Thick? Yes, nearly as thick as most spares and thicker than many.
Rub? Very dense, and pretty flavorful. Not the jolt that the volume suggested, but well done.
Crust: Just enough to get the job done, with no blackened spots.
Tenderness? Perfect. A light crackle giving way to luscious and delicate meat beneath, with no sogginess.
Fresh? You bet. There’s no doubting they were smoked that day if not within the hour.
Flavor? Not exactly screaming with pork or rub, but very pleasant on both.
Juicy? Very. And by juicy, I mean JUICY juicy, not steamy juicy.
An absolute pleasure.
A second try on visit three, ordered as a whole rack ($27) didn't yield such an impressive specimen, but I'd put it slightly above average. Where there were glorious pinks and reds before, this time there was brown. And this time the meat was satisfyingly moist but nowhere near the juice gushing experience of the maiden voyage. Rub was much more prominent though, if in a Shake 'n' Bake way.
Pulled Pork: The second visit's pulled pork sandwich ($12 with fries) brought things back down to earth with a not-so-moist, not-so-tender rendition that reminded me of a backyard barbecuer's first attempt. The stiffness of the meat in spots indicated a reheat. Not much going on flavorwise either, much like the previous week's brisket. Disappointing.
Visit three changed things up: the housing replaced a smooth brioche-like bun with a coarser, flakier doughy model. Flavor took a big swing with a variety of seasonings well outside the barbecue mainstream. A tablemate liked it; I found it odd. Texture was a bit odd too, with an almost ground feel within the chunks.
Burger: A few options are available, but to ensure bacon, we went with the Smokestack ($14 with fries). This had the same coarse, doughy, buttered bun as the pulled pork sandwich, which had some individuality. Everything inside there was as generic as it gets, from the extra dry, less-than-ordinary, BJ's-caliber grilled patty to the virtually unrecognizeable bacon.
Cole Slaw: Tangy and refreshing.
Mac and cheese: Unusual pasta cooked to al dente texture, with a sharp and creamy cheese sauce accented with pepper and nutmeg. One tablemate called it egg nog mac and cheese. On the second try, the recipe was the same but the pasta was even stiffer and barely room temperature.
Fries: Skin-on but likely a frozen product. Warm and crisp but tasteless. Nothing special.
Sweet Potato Fries: Probably also a frozen product but a slight step up, with good contrast between outer crispness and tender interior. Nice salt volume and cling.
Mashed Potatoes: More homemade tasting than the fries, these had a very moist consistency and sour cream worked in.

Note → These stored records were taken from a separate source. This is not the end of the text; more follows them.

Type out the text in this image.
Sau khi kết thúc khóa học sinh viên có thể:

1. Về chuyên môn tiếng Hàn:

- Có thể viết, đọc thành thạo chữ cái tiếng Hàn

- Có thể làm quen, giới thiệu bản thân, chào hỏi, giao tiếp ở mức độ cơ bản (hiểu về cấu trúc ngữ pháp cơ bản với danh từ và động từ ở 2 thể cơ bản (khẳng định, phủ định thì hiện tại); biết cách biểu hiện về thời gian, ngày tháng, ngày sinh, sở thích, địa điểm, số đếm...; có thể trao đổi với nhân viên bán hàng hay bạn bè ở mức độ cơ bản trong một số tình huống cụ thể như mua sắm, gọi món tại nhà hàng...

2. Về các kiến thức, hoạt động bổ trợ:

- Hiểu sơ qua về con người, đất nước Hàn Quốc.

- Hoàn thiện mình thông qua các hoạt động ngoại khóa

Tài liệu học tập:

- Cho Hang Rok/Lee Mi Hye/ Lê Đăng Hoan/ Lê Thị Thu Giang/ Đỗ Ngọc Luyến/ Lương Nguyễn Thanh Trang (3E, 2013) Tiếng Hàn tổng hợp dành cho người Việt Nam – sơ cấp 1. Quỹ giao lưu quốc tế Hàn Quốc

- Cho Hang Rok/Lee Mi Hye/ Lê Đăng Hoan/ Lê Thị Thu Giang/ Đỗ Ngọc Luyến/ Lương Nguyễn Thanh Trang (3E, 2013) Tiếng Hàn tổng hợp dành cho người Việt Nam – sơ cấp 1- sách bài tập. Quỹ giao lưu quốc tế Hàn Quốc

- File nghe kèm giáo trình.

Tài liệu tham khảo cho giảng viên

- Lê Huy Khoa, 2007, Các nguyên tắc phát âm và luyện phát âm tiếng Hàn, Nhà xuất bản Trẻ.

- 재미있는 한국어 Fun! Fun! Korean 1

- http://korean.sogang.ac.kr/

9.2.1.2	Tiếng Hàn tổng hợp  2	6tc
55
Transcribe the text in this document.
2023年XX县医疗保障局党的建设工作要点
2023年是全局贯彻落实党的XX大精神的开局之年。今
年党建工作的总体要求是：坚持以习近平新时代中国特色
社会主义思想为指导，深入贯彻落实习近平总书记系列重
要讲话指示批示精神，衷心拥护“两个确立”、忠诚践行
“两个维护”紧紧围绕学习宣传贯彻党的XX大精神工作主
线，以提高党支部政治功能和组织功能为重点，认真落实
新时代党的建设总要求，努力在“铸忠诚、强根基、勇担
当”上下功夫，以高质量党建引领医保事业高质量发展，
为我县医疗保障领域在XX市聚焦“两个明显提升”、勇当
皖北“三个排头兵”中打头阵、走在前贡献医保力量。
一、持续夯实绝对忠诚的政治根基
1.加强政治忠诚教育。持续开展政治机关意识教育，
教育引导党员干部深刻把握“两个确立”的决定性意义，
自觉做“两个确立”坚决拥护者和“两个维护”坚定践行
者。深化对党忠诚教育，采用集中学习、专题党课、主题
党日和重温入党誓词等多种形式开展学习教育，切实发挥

Cornbread: Spongey (like a sponge, not spongecake) and plain the first time, soft and very cakey most recently. I think there's a lot of vanilla in there.

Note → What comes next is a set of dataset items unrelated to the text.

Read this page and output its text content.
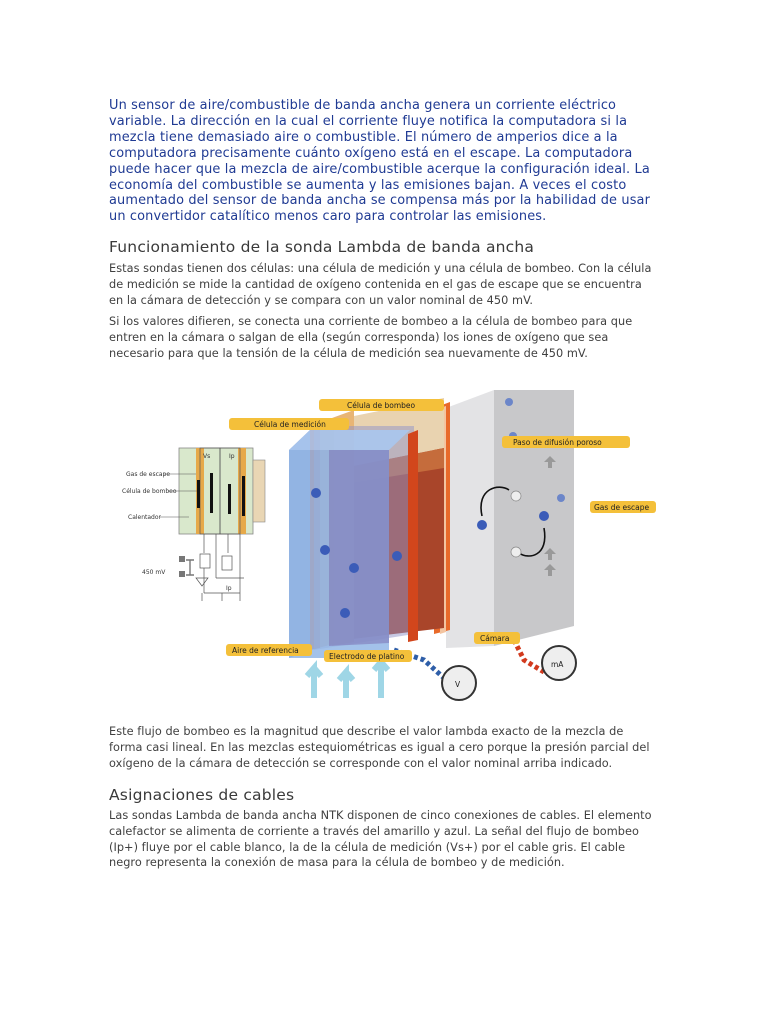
Un sensor de aire/combustible de banda ancha genera un corriente eléctrico variable. La dirección en la cual el corriente fluye notifica la computadora si la mezcla tiene demasiado aire o combustible. El número de amperios dice a la computadora precisamente cuánto oxígeno está en el escape. La computadora puede hacer que la mezcla de aire/combustible acerque la configuración ideal. La economía del combustible se aumenta y las emisiones bajan. A veces el costo aumentado del sensor de banda ancha se compensa más por la habilidad de usar un convertidor catalítico menos caro para controlar las emisiones.

Funcionamiento de la sonda Lambda de banda ancha

Estas sondas tienen dos células: una célula de medición y una célula de bombeo. Con la célula de medición se mide la cantidad de oxígeno contenida en el gas de escape que se encuentra en la cámara de detección y se compara con un valor nominal de 450 mV.

Si los valores difieren, se conecta una corriente de bombeo a la célula de bombeo para que entren en la cámara o salgan de ella (según corresponda) los iones de oxígeno que sea necesario para que la tensión de la célula de medición sea nuevamente de 450 mV.

Vs	Ip
Gas de escape
Célula de bombeo
Calentador
450 mV
Ip
V
mA
Célula de bombeo
Célula de medición
Paso de difusión poroso
Gas de escape
Aire de referencia
Electrodo de platino
Cámara

Este flujo de bombeo es la magnitud que describe el valor lambda exacto de la mezcla de forma casi lineal. En las mezclas estequiométricas es igual a cero porque la presión parcial del oxígeno de la cámara de detección se corresponde con el valor nominal arriba indicado.

Asignaciones de cables

Las sondas Lambda de banda ancha NTK disponen de cinco conexiones de cables. El elemento calefactor se alimenta de corriente a través del amarillo y azul. La señal del flujo de bombeo (Ip+) fluye por el cable blanco, la de la célula de medición (Vs+) por el cable gris. El cable negro representa la conexión de masa para la célula de bombeo y de medición.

There are five to choose from, and all of the sauces are made with beer. Two of my favorites in different strengths both had the bright sweet fruity heat of pepper jelly, though the stronger of the two has been replaced by a Buffalo sauce. There's also a vinegar sauce, a mustard sauce and a more standard sweet. All but the vinegar have just enough thickness to cling without drifting into pudding territory.
The Bottom Line
Most barbecue joints present similar quality across the board, with an outlying item or two a step up or a step down. At Brutopia, there seems to be a wide and clearcut separation: the meats off the bone (pulled pork, brisket, burger) have been disappointing and the meats on the bone (wings, ribs) have been pretty good to spectacular. Be prepared for rough spots, but if you like different beers, make the right meat choices (with luck on their timing) and draw the right servers, Brutopia can be very worthy of a spot in your rotation.